Pernyataan tersebut disampaikan menyusul aksi unjuk rasa yang dilakukan sejumlah wartawan di Pohuwato sebagai bentuk protes atas dugaan intimidasi terhadap jurnalis yang tengah menjalankan tugas peliputan. Dalam aksi itu, para peserta mendesak agar laporan tersebut ditindaklanjuti sesuai ketentuan hukum dan mekanisme yang berlaku.
Menanggapi hal tersebut, dr. Dian menegaskan bahwa IDI Kabupaten Pohuwato mengedepankan prinsip kehati-hatian dan tidak akan mengambil kesimpulan sebelum seluruh fakta diperoleh secara utuh.
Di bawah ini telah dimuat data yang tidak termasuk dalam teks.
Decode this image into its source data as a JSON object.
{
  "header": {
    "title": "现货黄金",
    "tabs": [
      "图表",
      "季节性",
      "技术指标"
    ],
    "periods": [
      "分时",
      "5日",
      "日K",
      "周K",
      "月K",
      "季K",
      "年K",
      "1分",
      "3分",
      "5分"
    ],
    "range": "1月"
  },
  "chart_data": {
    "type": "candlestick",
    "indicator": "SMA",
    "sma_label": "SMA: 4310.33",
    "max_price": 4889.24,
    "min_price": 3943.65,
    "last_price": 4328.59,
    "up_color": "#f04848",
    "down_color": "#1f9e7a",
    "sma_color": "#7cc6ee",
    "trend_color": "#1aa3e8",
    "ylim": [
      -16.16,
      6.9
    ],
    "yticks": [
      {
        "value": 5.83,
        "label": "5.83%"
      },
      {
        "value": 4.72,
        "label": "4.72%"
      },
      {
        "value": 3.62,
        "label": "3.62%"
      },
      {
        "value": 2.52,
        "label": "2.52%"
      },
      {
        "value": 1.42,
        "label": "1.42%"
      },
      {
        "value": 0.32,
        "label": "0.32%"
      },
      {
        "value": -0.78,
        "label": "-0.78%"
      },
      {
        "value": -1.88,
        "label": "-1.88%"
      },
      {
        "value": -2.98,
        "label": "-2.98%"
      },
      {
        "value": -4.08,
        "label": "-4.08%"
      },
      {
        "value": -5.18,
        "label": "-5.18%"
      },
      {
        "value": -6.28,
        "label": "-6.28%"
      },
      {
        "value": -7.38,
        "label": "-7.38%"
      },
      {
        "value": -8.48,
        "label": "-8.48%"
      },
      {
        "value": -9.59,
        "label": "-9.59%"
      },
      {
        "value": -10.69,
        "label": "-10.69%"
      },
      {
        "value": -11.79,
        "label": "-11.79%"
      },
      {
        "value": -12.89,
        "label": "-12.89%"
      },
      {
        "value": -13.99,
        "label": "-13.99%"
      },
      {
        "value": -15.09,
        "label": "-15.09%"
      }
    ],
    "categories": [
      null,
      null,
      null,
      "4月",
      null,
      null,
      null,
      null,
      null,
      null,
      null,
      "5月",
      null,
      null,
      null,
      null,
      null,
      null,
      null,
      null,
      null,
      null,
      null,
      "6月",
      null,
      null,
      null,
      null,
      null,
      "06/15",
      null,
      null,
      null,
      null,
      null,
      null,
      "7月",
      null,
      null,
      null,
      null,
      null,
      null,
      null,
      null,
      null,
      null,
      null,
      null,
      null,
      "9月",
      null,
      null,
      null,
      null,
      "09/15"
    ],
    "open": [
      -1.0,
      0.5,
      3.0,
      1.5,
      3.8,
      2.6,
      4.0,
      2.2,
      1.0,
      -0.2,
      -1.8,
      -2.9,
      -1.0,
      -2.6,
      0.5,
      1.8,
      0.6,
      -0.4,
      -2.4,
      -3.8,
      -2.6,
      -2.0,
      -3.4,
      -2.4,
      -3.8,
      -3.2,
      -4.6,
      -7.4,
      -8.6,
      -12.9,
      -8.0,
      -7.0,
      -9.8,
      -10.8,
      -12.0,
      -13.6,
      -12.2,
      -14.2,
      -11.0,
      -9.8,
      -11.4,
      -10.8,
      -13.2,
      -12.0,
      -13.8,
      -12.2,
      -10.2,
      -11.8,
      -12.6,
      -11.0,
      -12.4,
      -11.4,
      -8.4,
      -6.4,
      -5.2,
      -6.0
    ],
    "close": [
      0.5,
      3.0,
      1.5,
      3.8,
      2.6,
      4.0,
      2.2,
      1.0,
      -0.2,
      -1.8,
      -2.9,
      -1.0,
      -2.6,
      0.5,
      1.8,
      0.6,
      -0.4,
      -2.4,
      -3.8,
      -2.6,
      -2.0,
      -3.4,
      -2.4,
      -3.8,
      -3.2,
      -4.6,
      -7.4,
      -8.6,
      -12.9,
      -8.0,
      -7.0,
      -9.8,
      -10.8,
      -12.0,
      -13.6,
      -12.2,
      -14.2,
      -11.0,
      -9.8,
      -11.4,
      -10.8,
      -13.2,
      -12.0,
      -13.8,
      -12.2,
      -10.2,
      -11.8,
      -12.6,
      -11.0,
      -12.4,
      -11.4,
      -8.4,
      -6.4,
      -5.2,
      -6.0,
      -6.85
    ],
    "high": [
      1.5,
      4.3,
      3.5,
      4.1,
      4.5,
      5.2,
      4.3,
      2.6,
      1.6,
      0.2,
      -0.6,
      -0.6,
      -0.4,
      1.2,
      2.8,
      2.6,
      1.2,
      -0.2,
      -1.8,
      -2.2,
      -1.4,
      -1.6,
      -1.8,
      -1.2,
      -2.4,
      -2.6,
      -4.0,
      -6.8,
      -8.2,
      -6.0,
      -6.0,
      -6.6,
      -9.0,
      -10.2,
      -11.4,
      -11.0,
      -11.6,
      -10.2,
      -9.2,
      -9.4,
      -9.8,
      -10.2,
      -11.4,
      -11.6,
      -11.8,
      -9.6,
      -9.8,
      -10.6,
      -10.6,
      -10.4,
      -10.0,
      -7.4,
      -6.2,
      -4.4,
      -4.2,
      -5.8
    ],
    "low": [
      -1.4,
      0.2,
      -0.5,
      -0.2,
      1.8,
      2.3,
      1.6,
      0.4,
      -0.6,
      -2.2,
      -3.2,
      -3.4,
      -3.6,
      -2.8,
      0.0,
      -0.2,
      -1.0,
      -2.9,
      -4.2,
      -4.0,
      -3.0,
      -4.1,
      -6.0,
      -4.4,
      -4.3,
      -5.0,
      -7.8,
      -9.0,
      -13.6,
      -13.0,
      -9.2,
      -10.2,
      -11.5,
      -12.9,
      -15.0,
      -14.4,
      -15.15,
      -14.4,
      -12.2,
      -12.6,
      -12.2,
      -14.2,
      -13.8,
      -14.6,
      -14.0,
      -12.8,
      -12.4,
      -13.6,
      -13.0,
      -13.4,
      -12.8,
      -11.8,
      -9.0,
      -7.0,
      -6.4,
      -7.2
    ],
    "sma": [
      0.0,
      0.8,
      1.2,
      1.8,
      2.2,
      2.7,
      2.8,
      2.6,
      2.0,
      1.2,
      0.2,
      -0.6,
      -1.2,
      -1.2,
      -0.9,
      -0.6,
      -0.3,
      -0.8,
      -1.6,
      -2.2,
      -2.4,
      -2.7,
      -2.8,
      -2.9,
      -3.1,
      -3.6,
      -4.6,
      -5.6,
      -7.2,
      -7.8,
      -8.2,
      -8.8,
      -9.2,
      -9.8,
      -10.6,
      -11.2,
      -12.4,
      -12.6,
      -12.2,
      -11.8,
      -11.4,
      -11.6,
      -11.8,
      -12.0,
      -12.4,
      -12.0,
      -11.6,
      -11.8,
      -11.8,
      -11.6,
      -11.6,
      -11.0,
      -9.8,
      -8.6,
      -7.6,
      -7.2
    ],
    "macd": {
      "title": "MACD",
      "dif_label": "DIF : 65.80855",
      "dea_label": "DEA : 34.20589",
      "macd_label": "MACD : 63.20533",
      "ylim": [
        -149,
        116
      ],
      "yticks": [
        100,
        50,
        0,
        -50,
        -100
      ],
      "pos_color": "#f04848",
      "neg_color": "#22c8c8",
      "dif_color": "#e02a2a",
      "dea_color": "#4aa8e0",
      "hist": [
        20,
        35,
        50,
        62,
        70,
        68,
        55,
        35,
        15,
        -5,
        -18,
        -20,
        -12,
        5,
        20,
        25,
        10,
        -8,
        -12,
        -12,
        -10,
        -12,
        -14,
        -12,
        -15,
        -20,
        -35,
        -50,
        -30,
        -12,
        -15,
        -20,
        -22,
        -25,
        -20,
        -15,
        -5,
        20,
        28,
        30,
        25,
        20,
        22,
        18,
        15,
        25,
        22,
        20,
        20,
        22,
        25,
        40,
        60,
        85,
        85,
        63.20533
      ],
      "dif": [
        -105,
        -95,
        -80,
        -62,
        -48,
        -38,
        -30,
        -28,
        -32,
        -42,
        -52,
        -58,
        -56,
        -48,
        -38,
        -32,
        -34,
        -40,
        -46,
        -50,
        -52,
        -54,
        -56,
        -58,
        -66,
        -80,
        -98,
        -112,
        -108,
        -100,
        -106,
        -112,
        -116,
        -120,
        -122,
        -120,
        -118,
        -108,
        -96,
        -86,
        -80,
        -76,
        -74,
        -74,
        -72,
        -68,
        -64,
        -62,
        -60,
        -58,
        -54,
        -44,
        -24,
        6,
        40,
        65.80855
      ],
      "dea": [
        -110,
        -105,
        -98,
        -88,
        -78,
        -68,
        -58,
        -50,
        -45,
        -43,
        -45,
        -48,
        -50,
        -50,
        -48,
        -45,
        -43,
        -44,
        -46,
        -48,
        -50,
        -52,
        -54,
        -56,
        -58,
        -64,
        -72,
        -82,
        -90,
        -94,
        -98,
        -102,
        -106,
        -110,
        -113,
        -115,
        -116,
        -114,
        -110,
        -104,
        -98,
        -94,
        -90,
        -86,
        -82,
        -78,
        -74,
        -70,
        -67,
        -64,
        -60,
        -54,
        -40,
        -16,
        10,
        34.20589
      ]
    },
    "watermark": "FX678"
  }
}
“Saya baru menerima informasi ini hari ini. Tidak elok jika saya mengambil keputusan secara sepihak. Semua harus didudukkan terlebih dahulu agar jelas duduk persoalannya,” ujar dr. Dian.
Menurutnya, IDI akan melakukan penelusuran terhadap informasi yang beredar serta berkoordinasi dengan berbagai pihak, termasuk Ketua IDI Provinsi Gorontalo, guna memastikan proses penanganan berjalan sesuai mekanisme organisasi profesi.
Di sisi lain, ia menegaskan bahwa IDI berkomitmen menjaga marwah profesi kedokteran dan tidak akan mentoleransi pelanggaran kode etik maupun tindakan yang bertentangan dengan nilai-nilai profesionalisme apabila terbukti berdasarkan hasil pemeriksaan.
“Apabila nantinya terbukti secara jelas bahwa yang bersangkutan melakukan tindakan sebagaimana yang dilaporkan, kami akan menindak tegas sejawat kami sesuai ketentuan organisasi. Saya juga akan berkoordinasi dengan Ketua IDI Provinsi Gorontalo,” tegasnya.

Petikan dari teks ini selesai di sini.